The SARS-like virus is a coronavirus, which typically causes the common cold, but also caused the original SARS virus. SARS is named for its symptoms: Severe Acute Respiratory Syndrome.
A decade ago, SARS infected 8,098 people from November 2002 through July 2003, killing 774 of them. It is believed that the virus began in Chinese horseshoe bats in 2002 before spreading to cats sold at animal markets for food, and spreading from there to humans. New cases tapered off and stopped around 2003, with the exception of eight new cases in China in 2004.

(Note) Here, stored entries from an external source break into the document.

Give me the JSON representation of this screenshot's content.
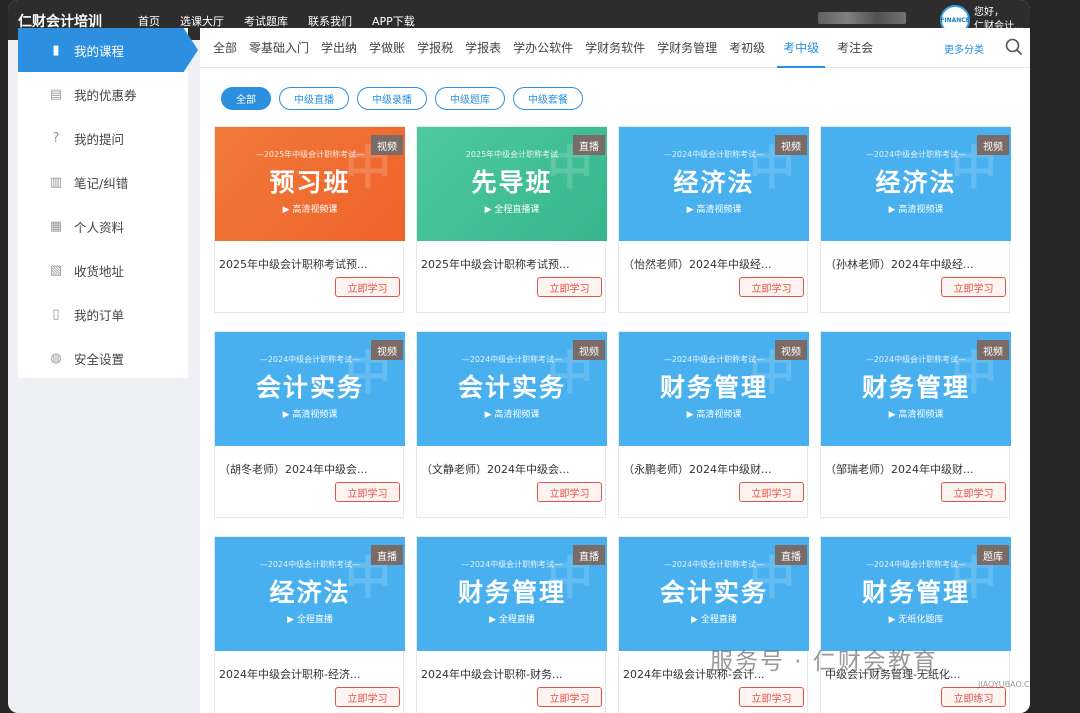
{
  "header": {
    "brand": "仁财会计培训",
    "nav": [
      "首页",
      "选课大厅",
      "考试题库",
      "联系我们",
      "APP下载"
    ],
    "greeting": "您好，",
    "username": "仁财会计...",
    "avatar_text": "FINANCE"
  },
  "sidebar": {
    "items": [
      {
        "label": "我的课程",
        "icon": "book-icon"
      },
      {
        "label": "我的优惠券",
        "icon": "coupon-icon"
      },
      {
        "label": "我的提问",
        "icon": "question-icon"
      },
      {
        "label": "笔记/纠错",
        "icon": "note-icon"
      },
      {
        "label": "个人资料",
        "icon": "profile-icon"
      },
      {
        "label": "收货地址",
        "icon": "address-icon"
      },
      {
        "label": "我的订单",
        "icon": "order-icon"
      },
      {
        "label": "安全设置",
        "icon": "security-icon"
      }
    ]
  },
  "tabs": {
    "items": [
      "全部",
      "零基础入门",
      "学出纳",
      "学做账",
      "学报税",
      "学报表",
      "学办公软件",
      "学财务软件",
      "学财务管理",
      "考初级",
      "考中级",
      "考注会"
    ],
    "active": "考中级",
    "more": "更多分类"
  },
  "filters": [
    "全部",
    "中级直播",
    "中级录播",
    "中级题库",
    "中级套餐"
  ],
  "courses": [
    {
      "sub": "—2025年中级会计职称考试—",
      "title": "预习班",
      "play": "高清视频课",
      "badge": "视频",
      "name": "2025年中级会计职称考试预...",
      "btn": "立即学习",
      "theme": "orange"
    },
    {
      "sub": "2025年中级会计职称考试",
      "title": "先导班",
      "play": "全程直播课",
      "badge": "直播",
      "name": "2025年中级会计职称考试预...",
      "btn": "立即学习",
      "theme": "green"
    },
    {
      "sub": "—2024中级会计职称考试—",
      "title": "经济法",
      "play": "高清视频课",
      "badge": "视频",
      "name": "（怡然老师）2024年中级经...",
      "btn": "立即学习",
      "theme": "blue"
    },
    {
      "sub": "—2024中级会计职称考试—",
      "title": "经济法",
      "play": "高清视频课",
      "badge": "视频",
      "name": "（孙林老师）2024年中级经...",
      "btn": "立即学习",
      "theme": "blue"
    },
    {
      "sub": "—2024中级会计职称考试—",
      "title": "会计实务",
      "play": "高清视频课",
      "badge": "视频",
      "name": "（胡冬老师）2024年中级会...",
      "btn": "立即学习",
      "theme": "blue"
    },
    {
      "sub": "—2024中级会计职称考试—",
      "title": "会计实务",
      "play": "高清视频课",
      "badge": "视频",
      "name": "（文静老师）2024年中级会...",
      "btn": "立即学习",
      "theme": "blue"
    },
    {
      "sub": "—2024中级会计职称考试—",
      "title": "财务管理",
      "play": "高清视频课",
      "badge": "视频",
      "name": "（永鹏老师）2024年中级财...",
      "btn": "立即学习",
      "theme": "blue"
    },
    {
      "sub": "—2024中级会计职称考试—",
      "title": "财务管理",
      "play": "高清视频课",
      "badge": "视频",
      "name": "（邹瑞老师）2024年中级财...",
      "btn": "立即学习",
      "theme": "blue"
    },
    {
      "sub": "—2024中级会计职称考试—",
      "title": "经济法",
      "play": "全程直播",
      "badge": "直播",
      "name": "2024年中级会计职称-经济...",
      "btn": "立即学习",
      "theme": "blue"
    },
    {
      "sub": "—2024中级会计职称考试—",
      "title": "财务管理",
      "play": "全程直播",
      "badge": "直播",
      "name": "2024年中级会计职称-财务...",
      "btn": "立即学习",
      "theme": "blue"
    },
    {
      "sub": "—2024中级会计职称考试—",
      "title": "会计实务",
      "play": "全程直播",
      "badge": "直播",
      "name": "2024年中级会计职称-会计...",
      "btn": "立即学习",
      "theme": "blue"
    },
    {
      "sub": "—2024中级会计职称考试—",
      "title": "财务管理",
      "play": "无纸化题库",
      "badge": "题库",
      "name": "中级会计财务管理-无纸化...",
      "btn": "立即练习",
      "theme": "blue"
    }
  ],
  "watermark": {
    "text": "服务号 · 仁财会教育",
    "sub": "JIAOYUBAO.CN"
  }
}
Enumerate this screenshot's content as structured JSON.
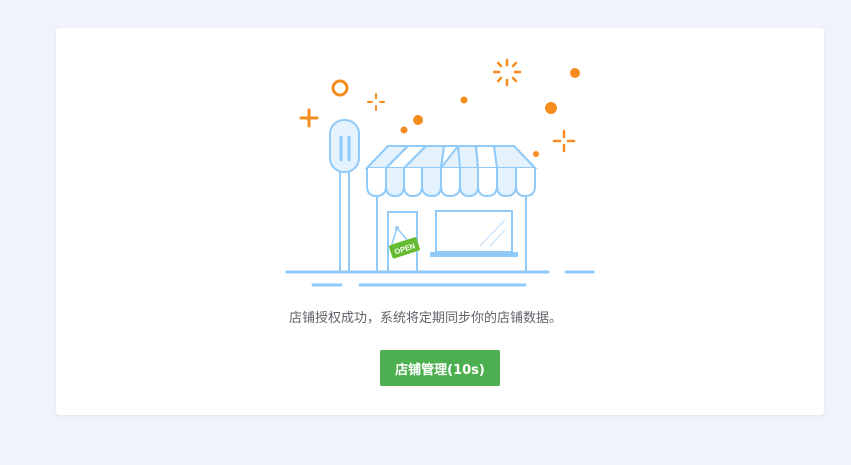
{
  "sign_text": "OPEN",
  "message": "店铺授权成功，系统将定期同步你的店铺数据。",
  "button_label": "店铺管理(10s)",
  "colors": {
    "background": "#f0f3fa",
    "card": "#ffffff",
    "accent_orange": "#f68b1f",
    "line_blue": "#90caf9",
    "fill_blue": "#e3f2fd",
    "sign_green": "#66bb33",
    "button_green": "#4caf50"
  }
}
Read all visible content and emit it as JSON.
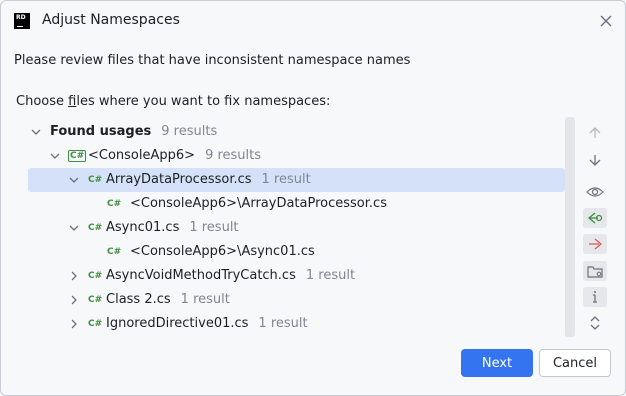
{
  "window": {
    "title": "Adjust Namespaces",
    "logo_text": "RD"
  },
  "description": "Please review files that have inconsistent namespace names",
  "choose_label": {
    "before": "Choose ",
    "mnemonic": "f",
    "after": "iles where you want to fix namespaces:"
  },
  "tree": {
    "root": {
      "label": "Found usages",
      "count": "9 results"
    },
    "project": {
      "label": "<ConsoleApp6>",
      "count": "9 results",
      "icon": "csharp-project-icon"
    },
    "files": [
      {
        "label": "ArrayDataProcessor.cs",
        "count": "1 result",
        "expanded": true,
        "child": "<ConsoleApp6>\\ArrayDataProcessor.cs"
      },
      {
        "label": "Async01.cs",
        "count": "1 result",
        "expanded": true,
        "child": "<ConsoleApp6>\\Async01.cs"
      },
      {
        "label": "AsyncVoidMethodTryCatch.cs",
        "count": "1 result",
        "expanded": false
      },
      {
        "label": "Class 2.cs",
        "count": "1 result",
        "expanded": false
      },
      {
        "label": "IgnoredDirective01.cs",
        "count": "1 result",
        "expanded": false
      }
    ],
    "cs_badge": "C#"
  },
  "toolbar": [
    "arrow-up-icon",
    "arrow-down-icon",
    "eye-icon",
    "include-icon",
    "exclude-icon",
    "folder-settings-icon",
    "info-icon",
    "expand-collapse-icon"
  ],
  "buttons": {
    "next": "Next",
    "cancel": "Cancel"
  },
  "colors": {
    "accent": "#3574f0",
    "selection": "#d5e1f9",
    "csharp": "#3f8f3f",
    "muted": "#818594"
  }
}
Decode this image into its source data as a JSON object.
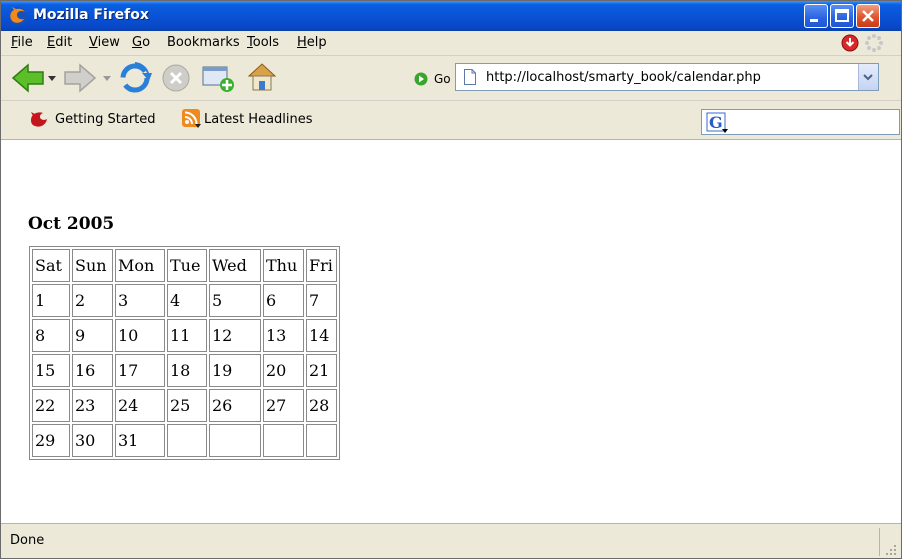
{
  "window": {
    "title": "Mozilla Firefox"
  },
  "menu": [
    "File",
    "Edit",
    "View",
    "Go",
    "Bookmarks",
    "Tools",
    "Help"
  ],
  "menu_access": [
    "F",
    "E",
    "V",
    "G",
    "T",
    "H"
  ],
  "nav": {
    "go_label": "Go",
    "url": "http://localhost/smarty_book/calendar.php"
  },
  "bookmarks": [
    {
      "label": "Getting Started",
      "icon": "firefox-red-icon"
    },
    {
      "label": "Latest Headlines",
      "icon": "rss-feed-icon"
    }
  ],
  "search": {
    "engine_icon": "google-icon",
    "value": ""
  },
  "calendar": {
    "title": "Oct 2005",
    "headers": [
      "Sat",
      "Sun",
      "Mon",
      "Tue",
      "Wed",
      "Thu",
      "Fri"
    ],
    "rows": [
      [
        "1",
        "2",
        "3",
        "4",
        "5",
        "6",
        "7"
      ],
      [
        "8",
        "9",
        "10",
        "11",
        "12",
        "13",
        "14"
      ],
      [
        "15",
        "16",
        "17",
        "18",
        "19",
        "20",
        "21"
      ],
      [
        "22",
        "23",
        "24",
        "25",
        "26",
        "27",
        "28"
      ],
      [
        "29",
        "30",
        "31",
        "",
        "",
        "",
        ""
      ]
    ]
  },
  "status": {
    "text": "Done"
  },
  "colors": {
    "titlebar": "#0a52d6",
    "chrome": "#ece9d8",
    "close": "#e0552c"
  }
}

The WHO first identified the virus in September 2012 following the infections of a Qatari man in a British hospital and a woman who died in Saudi Arabia. They suffered from a 99.5 percent identical coronavirus that caused acute respiratory syndrome and renal failure. Since then, 15 more cases have been reported.
The disease appears to have occasionally spread from person-to person, but the spread "has not been sustained," WHO spokesman Glenn Thomas told ABCNews.com.
"It is not easily spread between people (unlike SAR)," Thomas wrote in an email. "It may, or may not be the case, that there are more people who have this virus in Pakistan and Saudi Arabia. We are asking countries to enhance surveillance for this virus, and so we may find more cases as a result of better surveillance. But so far only 17 cases have been confirmed."
Health officials are concerned that SARS-like virus could come to the United States or Canada, and the Centers for Disease Control and Prevention have alerted state and local health departments to be on the lookout for suspicious illnesses in people who have recently traveled to the Middle East, Schaffner said.
Schaffner said the knowledge that it hasn't spread to health care workers is a comfort.
In Canada during the 2003 SARS outbreak, the virus was so readily transmitted that extra hospital staff were stationed outside SARS patients' rooms to make sure health care workers didn't enter without full protective gear.
"That has not happened with these patients yet," he said. "It indicates that this is not a virus that is readily transmitted person-to-person."